Was ist wahr? Was Fiktion?

Mit dem hintergründigen Verwirrspiel „Madonnas letzter Traum“ eröffnete das Theater im Bauturm die neue Spielzeit. Nach 150 Minuten Spielzeit spendete das Premierenpublikum der Inszenierung nach dem Roman von Dogan Akhanli langen Beifall. 

Es ist eine verworrene Geschichte auf mehreren Ebenen. Da ist einmal der türkische Bestseller-Roman „Madonna im Pelzmantel“ von Sabahattin Ali: Die Geschichte des jungen Türken Raif Effendi, der sich im Berlin der späten 1920er Jahre in die Musikerin Maria Puder verliebt. Im Roman stirbt sie bei der Geburt eines Kindes. Ali wird 1948 bei seiner Flucht an der bulgarischen Grenze erschlagen. 
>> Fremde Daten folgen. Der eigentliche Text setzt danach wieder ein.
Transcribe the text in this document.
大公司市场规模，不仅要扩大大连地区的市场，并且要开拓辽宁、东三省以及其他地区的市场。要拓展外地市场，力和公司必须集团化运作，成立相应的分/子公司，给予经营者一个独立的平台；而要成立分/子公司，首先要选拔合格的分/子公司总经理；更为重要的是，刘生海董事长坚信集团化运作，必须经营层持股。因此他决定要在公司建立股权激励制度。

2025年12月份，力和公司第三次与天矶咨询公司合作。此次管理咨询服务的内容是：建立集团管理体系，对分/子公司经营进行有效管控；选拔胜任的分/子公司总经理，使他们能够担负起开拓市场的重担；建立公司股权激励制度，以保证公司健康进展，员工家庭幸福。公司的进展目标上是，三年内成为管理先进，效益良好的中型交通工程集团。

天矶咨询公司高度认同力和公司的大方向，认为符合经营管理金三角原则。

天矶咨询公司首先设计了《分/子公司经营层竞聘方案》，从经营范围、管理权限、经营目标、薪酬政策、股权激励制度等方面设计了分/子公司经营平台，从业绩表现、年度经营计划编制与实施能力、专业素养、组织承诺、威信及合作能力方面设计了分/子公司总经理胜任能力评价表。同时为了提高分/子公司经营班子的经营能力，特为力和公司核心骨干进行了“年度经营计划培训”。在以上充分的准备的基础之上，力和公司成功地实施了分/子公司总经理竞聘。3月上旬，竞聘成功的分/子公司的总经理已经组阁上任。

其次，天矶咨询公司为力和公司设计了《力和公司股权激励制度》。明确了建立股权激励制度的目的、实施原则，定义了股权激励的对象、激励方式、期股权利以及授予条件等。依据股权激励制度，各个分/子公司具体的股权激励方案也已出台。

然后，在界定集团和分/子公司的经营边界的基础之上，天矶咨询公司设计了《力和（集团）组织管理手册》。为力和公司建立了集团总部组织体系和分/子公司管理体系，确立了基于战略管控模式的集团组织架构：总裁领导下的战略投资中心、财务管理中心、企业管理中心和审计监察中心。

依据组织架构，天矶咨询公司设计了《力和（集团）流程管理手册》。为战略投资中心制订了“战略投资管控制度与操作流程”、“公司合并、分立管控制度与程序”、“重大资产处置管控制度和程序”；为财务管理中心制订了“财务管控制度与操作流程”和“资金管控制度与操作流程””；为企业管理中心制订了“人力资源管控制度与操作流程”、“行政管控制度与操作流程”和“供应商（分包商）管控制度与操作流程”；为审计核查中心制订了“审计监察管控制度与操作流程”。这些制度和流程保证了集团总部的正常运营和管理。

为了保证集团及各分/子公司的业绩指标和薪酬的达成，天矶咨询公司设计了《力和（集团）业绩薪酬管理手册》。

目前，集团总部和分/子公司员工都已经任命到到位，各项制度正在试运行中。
Fiktives Schicksal und historische Tatsachen  

Dogan Akhanli macht sich in seinem Roman auf die Suche nach der fiktiven Maria Puder und verwebt ihr Schicksal mit tatsächlichen historischen Ereignissen. Der von ihm dafür erfundene Erzähler besucht dabei in Berlin auch die Villa am Wannsee, in der 1942 die „Endlösung der Judenfrage“, die  Vernichtung der Juden, beschlossen und organisiert wurde. 

Bei seinen Recherchen trifft der Erzähler auch auf Alma, offensichtlich die Tochter, bei deren Geburt die Mutter angeblich gestorben ist. Diese kann – so ihre Geschichte nun – dem Massenmord zunächst entkommen, weil sie 1938 nach Polen abgeschoben wird. Mit fast 800 anderen Flüchtlingen geht sie im rumänischen Constanta an Bord der realen „Struma“, die 1942 in der Ägäis von einem sowjetischen U-Boot versenkt wurde. Die Türkei hatte dem überfüllten Schiff die Einreise in einen Hafen verweigert. Nur eine Frau überlebt, und mit ihr das Tagebuch Maria Puders. 
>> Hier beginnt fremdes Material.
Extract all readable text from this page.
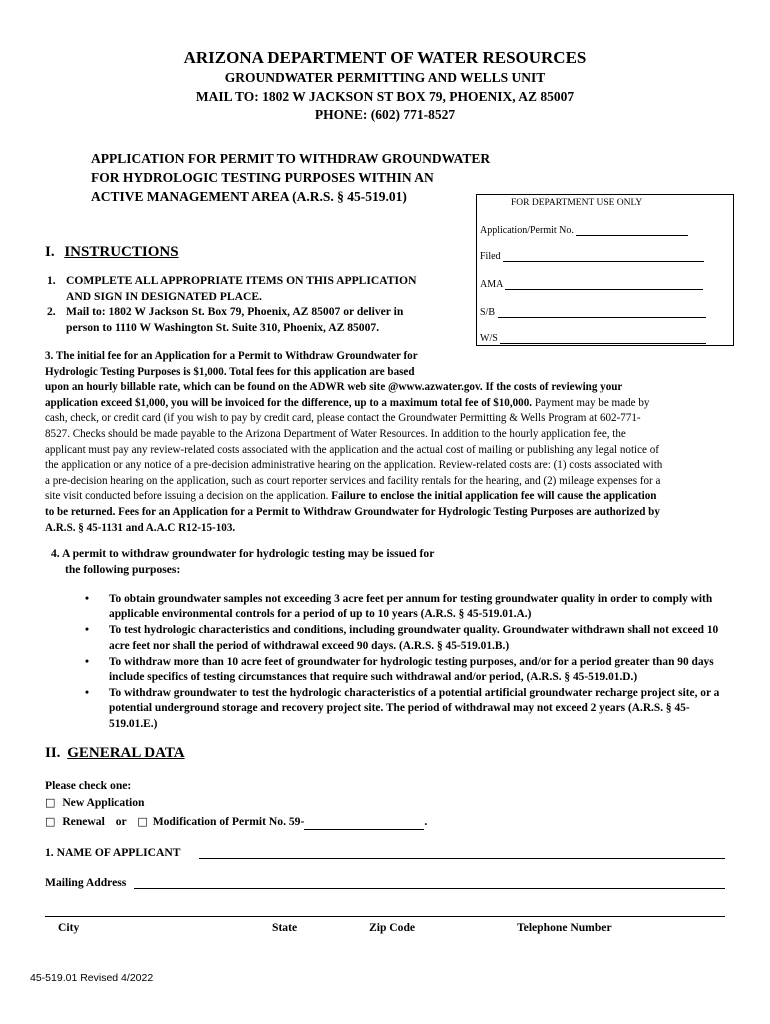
ARIZONA DEPARTMENT OF WATER RESOURCES
GROUNDWATER PERMITTING AND WELLS UNIT
MAIL TO: 1802 W JACKSON ST BOX 79, PHOENIX, AZ 85007
PHONE: (602) 771-8527
APPLICATION FOR PERMIT TO WITHDRAW GROUNDWATER
FOR HYDROLOGIC TESTING PURPOSES WITHIN AN
ACTIVE MANAGEMENT AREA (A.R.S. § 45-519.01)	FOR DEPARTMENT USE ONLY
Application/Permit No.
Filed
AMA
S/B
W/S
I. INSTRUCTIONS
1. COMPLETE ALL APPROPRIATE ITEMS ON THIS APPLICATION
AND SIGN IN DESIGNATED PLACE.
2. Mail to: 1802 W Jackson St. Box 79, Phoenix, AZ 85007 or deliver in
person to 1110 W Washington St. Suite 310, Phoenix, AZ 85007.
3. The initial fee for an Application for a Permit to Withdraw Groundwater for
Hydrologic Testing Purposes is $1,000. Total fees for this application are based
upon an hourly billable rate, which can be found on the ADWR web site @www.azwater.gov. If the costs of reviewing your
application exceed $1,000, you will be invoiced for the difference, up to a maximum total fee of $10,000. Payment may be made by
cash, check, or credit card (if you wish to pay by credit card, please contact the Groundwater Permitting & Wells Program at 602-771-
8527. Checks should be made payable to the Arizona Department of Water Resources. In addition to the hourly application fee, the
applicant must pay any review-related costs associated with the application and the actual cost of mailing or publishing any legal notice of
the application or any notice of a pre-decision administrative hearing on the application. Review-related costs are: (1) costs associated with
a pre-decision hearing on the application, such as court reporter services and facility rentals for the hearing, and (2) mileage expenses for a
site visit conducted before issuing a decision on the application. Failure to enclose the initial application fee will cause the application
to be returned. Fees for an Application for a Permit to Withdraw Groundwater for Hydrologic Testing Purposes are authorized by
A.R.S. § 45-1131 and A.A.C R12-15-103.
4. A permit to withdraw groundwater for hydrologic testing may be issued for
the following purposes:
• To obtain groundwater samples not exceeding 3 acre feet per annum for testing groundwater quality in order to comply with applicable environmental controls for a period of up to 10 years (A.R.S. § 45-519.01.A.)
• To test hydrologic characteristics and conditions, including groundwater quality. Groundwater withdrawn shall not exceed 10 acre feet nor shall the period of withdrawal exceed 90 days. (A.R.S. § 45-519.01.B.)
• To withdraw more than 10 acre feet of groundwater for hydrologic testing purposes, and/or for a period greater than 90 days include specifics of testing circumstances that require such withdrawal and/or period, (A.R.S. § 45-519.01.D.)
• To withdraw groundwater to test the hydrologic characteristics of a potential artificial groundwater recharge project site, or a potential underground storage and recovery project site. The period of withdrawal may not exceed 2 years (A.R.S. § 45-519.01.E.)
II. GENERAL DATA
Please check one:
□ New Application
□ Renewal or □ Modification of Permit No. 59-	.
1. NAME OF APPLICANT
Mailing Address
City	State	Zip Code	Telephone Number
45-519.01 Revised 4/2022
Autor Dogan Akhanli ist per Video dabei 

Beide fiktiven Erzählungen – Dichtung und Wahrheit – überlagern sich, werden mit historischen Fakten und den Verfolgungs- und Gewalterfahrungen von Dogan Akhanli durch den türkischen Staat gemischt. Er wirkte bei der Inszenierung mit, Gespräche mit ihm werden per Video eingeblendet. Schließlich müssen sich die Schauspielerin und der Schauspieler auch – wohl immer noch ein Theatertrend – selber in ihren Rollen hinterfragen. 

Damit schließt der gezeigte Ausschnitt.